I think I was five or six when I first saw The Wolfman. My parents must have figured that an old movie like that didn’t have any scares left in it, but I remember lying in bed with the sheet pulled up to my neck, the wolfman stalking his prey playing and replaying in my mind. Eventually, my mother had to come upstairs and sit on the edge of the bed until I calmed down. I still love The Wolfman… and Frankenstein… and Dracula… but those movies don’t have the same ability to frighten me that they once did. In the 40 years (holy shit!) between then and now, The Wolfman hasn’t changed – and it was dated in 1973 – but I’ve changed, a lot. What scares us – past a kernel of fear that is part of what it means to be mortal – changes and shifts with time, thought, and culture.
Just as there are archetypal stories – core stories that live inside larger narratives – there are essential paradigms of fear. Never are we closer to our animal natures than when we become prey: shaking, sweating, complex thoughts and ideas subordinated to the need to flee.
Circumstances vary, but certain fears are so basic as to be understood by all: fear of death walks hand in hand with fear of abandonment, or of having those we love taken from us. We avoid hunger and thirst because on some level we fear starvation, and we dread being alone because to be alone is to be at risk, or to be lonely, or perhaps those two things are the same, mixed together in a stew of evolution and emotion.
Death as an endpoint frightens both animals and people, but fear of what death represents: meaninglessness, the unknown, decay – are existential anxieties that only humans experience. Though they may spring from the primal, our complex brains allow access to a range of uniquely human fears, whose manifestations are often opaque, even to us.
When I read The Raven in high school, I remember being struck by the idea that terror could come not from anything that was happening, but from an idea: that love might never be forgotten, that one might never recover from loss. This was a way of thinking about horror that I’d never considered – as something that sprung from thought, rather than threat. Humans are unique in that our fear of the possible – war, loss, violence, death – exists right alongside our fear of the real.

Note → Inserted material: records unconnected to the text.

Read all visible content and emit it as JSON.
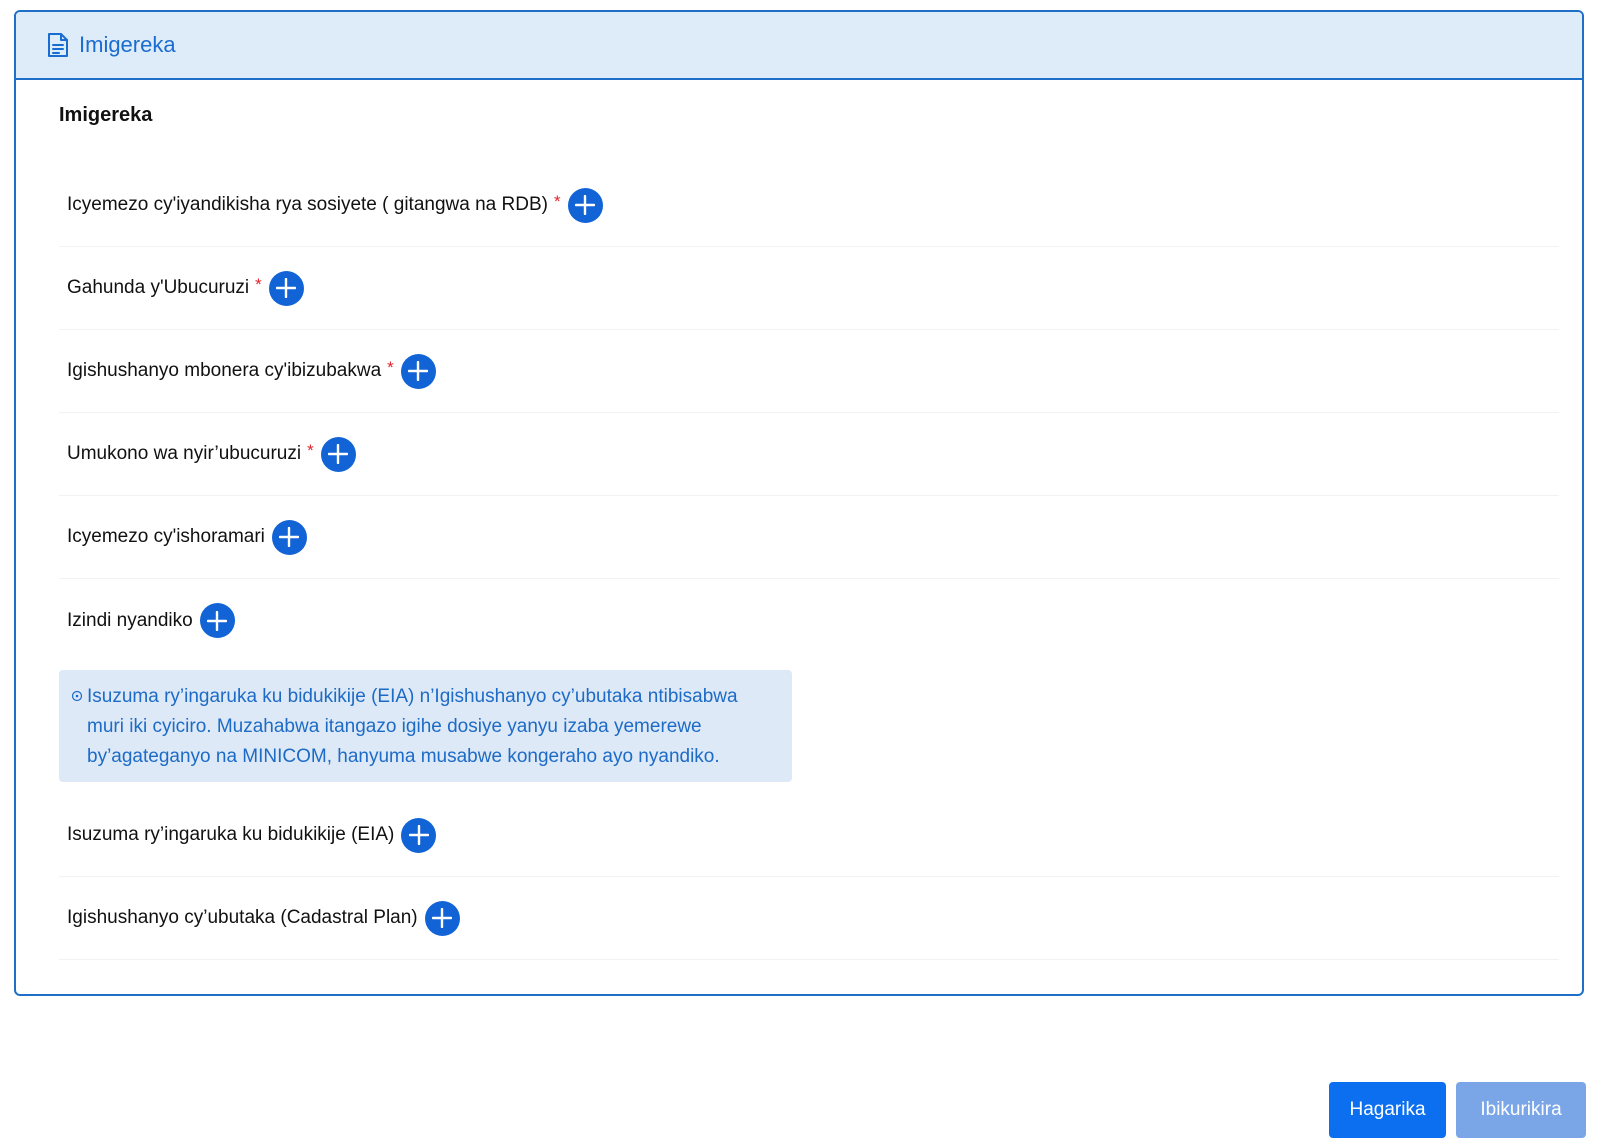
{
  "panel": {
    "header_title": "Imigereka",
    "section_title": "Imigereka",
    "header_icon": "document-icon",
    "accent_color": "#1f6fc9"
  },
  "documents": [
    {
      "label": "Icyemezo cy'iyandikisha rya sosiyete ( gitangwa na RDB)",
      "required_mark": "*"
    },
    {
      "label": "Gahunda y'Ubucuruzi",
      "required_mark": "*"
    },
    {
      "label": "Igishushanyo mbonera cy'ibizubakwa",
      "required_mark": "*"
    },
    {
      "label": "Umukono wa nyir’ubucuruzi",
      "required_mark": "*"
    },
    {
      "label": "Icyemezo cy'ishoramari"
    },
    {
      "label": "Izindi nyandiko"
    }
  ],
  "info_notice": {
    "icon": "info-circle-icon",
    "text": "Isuzuma ry’ingaruka ku bidukikije (EIA) n’Igishushanyo cy’ubutaka ntibisabwa muri iki cyiciro. Muzahabwa itangazo igihe dosiye yanyu izaba yemerewe by’agateganyo na MINICOM, hanyuma musabwe kongeraho ayo nyandiko."
  },
  "deferred_documents": [
    {
      "label": "Isuzuma ry’ingaruka ku bidukikije (EIA)"
    },
    {
      "label": "Igishushanyo cy’ubutaka (Cadastral Plan)"
    }
  ],
  "actions": {
    "cancel_label": "Hagarika",
    "next_label": "Ibikurikira"
  }
}
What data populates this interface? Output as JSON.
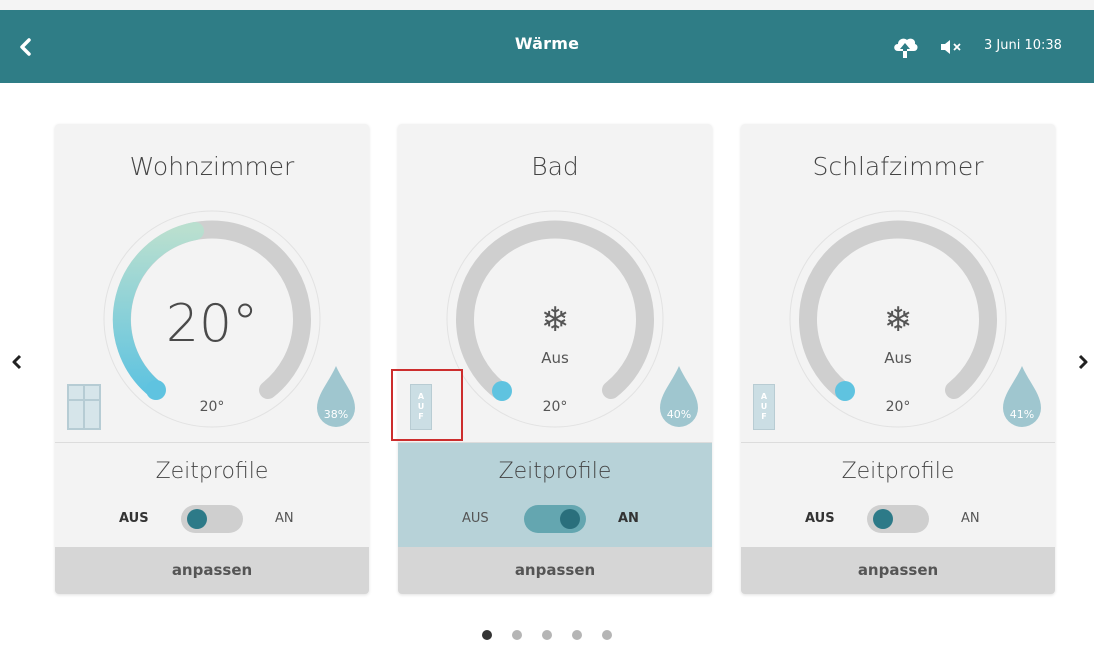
{
  "header": {
    "title": "Wärme",
    "datetime": "3 Juni 10:38",
    "icons": [
      "back-icon",
      "cloud-upload-icon",
      "speaker-mute-icon"
    ],
    "color": "#2f7d86"
  },
  "rooms": [
    {
      "name": "Wohnzimmer",
      "current_temp": "20°",
      "set_temp": "20°",
      "status_label": "",
      "humidity": "38%",
      "indicator": "window-icon",
      "heating_active": true,
      "profile_title": "Zeitprofile",
      "toggle_off_label": "AUS",
      "toggle_on_label": "AN",
      "toggle_state": "AUS",
      "adjust_label": "anpassen"
    },
    {
      "name": "Bad",
      "current_temp": "",
      "set_temp": "20°",
      "status_label": "Aus",
      "humidity": "40%",
      "indicator_letters": [
        "A",
        "U",
        "F"
      ],
      "heating_active": false,
      "profile_title": "Zeitprofile",
      "toggle_off_label": "AUS",
      "toggle_on_label": "AN",
      "toggle_state": "AN",
      "adjust_label": "anpassen"
    },
    {
      "name": "Schlafzimmer",
      "current_temp": "",
      "set_temp": "20°",
      "status_label": "Aus",
      "humidity": "41%",
      "indicator_letters": [
        "A",
        "U",
        "F"
      ],
      "heating_active": false,
      "profile_title": "Zeitprofile",
      "toggle_off_label": "AUS",
      "toggle_on_label": "AN",
      "toggle_state": "AUS",
      "adjust_label": "anpassen"
    }
  ],
  "pagination": {
    "pages": 5,
    "current": 1
  },
  "snowflake": "❄",
  "colors": {
    "accent": "#2f7d86",
    "gauge_active": "#5fc3e0",
    "toggle_on": "#64a6b0"
  }
}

Each of us carry our own unique dreams and ambitions, and with them our own, very personal fears. Small places, spiders, safety, happiness: our lives burden (or perhaps define) us with anxieties that are based as much on the experiences we’ve had as about any concrete, physical threat. Nevertheless, the fear is real.
The Culture of Horror
My parents thought that The Wolfman wouldn’t scare me because it no longer scared them, but as a child, I hadn’t yet absorbed enough of the culture around me to be protected by it. If what scares us is a mixture of core, biological fears and more complex, existential ones, the channels we use to access those feelings evolve along with our culture.

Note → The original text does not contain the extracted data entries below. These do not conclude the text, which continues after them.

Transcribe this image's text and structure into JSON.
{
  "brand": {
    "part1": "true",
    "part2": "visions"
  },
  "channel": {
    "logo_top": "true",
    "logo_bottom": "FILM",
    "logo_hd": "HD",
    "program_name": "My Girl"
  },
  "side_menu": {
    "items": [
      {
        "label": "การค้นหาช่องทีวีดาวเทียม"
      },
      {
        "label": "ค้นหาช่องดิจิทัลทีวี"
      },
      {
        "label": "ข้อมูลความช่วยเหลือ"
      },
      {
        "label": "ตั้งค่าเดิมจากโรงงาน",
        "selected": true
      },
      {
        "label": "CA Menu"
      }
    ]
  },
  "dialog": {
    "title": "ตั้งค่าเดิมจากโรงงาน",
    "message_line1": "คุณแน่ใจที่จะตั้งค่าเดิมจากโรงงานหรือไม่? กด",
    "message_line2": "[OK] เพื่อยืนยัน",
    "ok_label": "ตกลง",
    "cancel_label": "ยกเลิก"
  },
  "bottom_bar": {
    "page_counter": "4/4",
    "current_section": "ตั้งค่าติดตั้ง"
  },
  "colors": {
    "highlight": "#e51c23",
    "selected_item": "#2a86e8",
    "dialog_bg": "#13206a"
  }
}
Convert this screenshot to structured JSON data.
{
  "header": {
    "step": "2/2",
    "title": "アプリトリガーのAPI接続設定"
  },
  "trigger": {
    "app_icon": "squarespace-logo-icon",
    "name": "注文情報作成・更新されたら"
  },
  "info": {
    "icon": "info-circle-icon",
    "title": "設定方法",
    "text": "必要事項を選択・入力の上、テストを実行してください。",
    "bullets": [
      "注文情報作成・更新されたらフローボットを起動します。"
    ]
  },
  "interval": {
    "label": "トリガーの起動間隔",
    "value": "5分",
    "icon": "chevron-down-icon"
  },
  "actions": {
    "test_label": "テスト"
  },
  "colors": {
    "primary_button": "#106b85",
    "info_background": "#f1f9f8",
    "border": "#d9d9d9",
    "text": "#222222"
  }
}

The idea of being stalked by a predator remains scary, but evolving styles and sensibilities impact our experience of the paradigm. By the 1970s, the idea of one person stalking another was old news, let alone the slow-paced, bloodless stalking in The Wolfman, but the six-year-old me hadn’t been acclimated to it the way my parents had, so it terrified me.
Audiences in 1941 might have been frightened by stalking, but given the more rigid societal mores of the time, it seems equally likely that they were more impacted by the supernatural elements, or by the idea that a beast could live inside an innocent-looking man. What frightens us changes generation to generation (sex, urban blight, nuclear war, climate change), as does the style used to present it (lighting, pacing, realism). As ideas are presented to us again and again they lose their power, and leave us searching for something new.
Drifting on The Black River
What Scares us is fluid: a mix of core drivers, complex and sometimes individual emotions, cultural concerns and stylistic expectations that are in constant flux. We all want to be scared sometimes, to varying degrees, and as long as we do, we’ll find new ways to frighten each other. Being scared is validating: it shows us that we’re still alive. Conquering our fears is a way of gaining a semblance of control over the uncontrollable, at least for a little while.
I don’t have the same tolerance for horror that I used to – I don’t have the distance I once did, or the surety that nothing bad will ever happen to me, or to those I love. I get less of a thrill from primal scares, and the kind of existential fear that I’m most interested in (and most susceptible to) is hard to find… but I’ll keep looking.
What scares you? What used to scare you, but doesn’t? Do you agree that everyone likes to be scared, sometimes?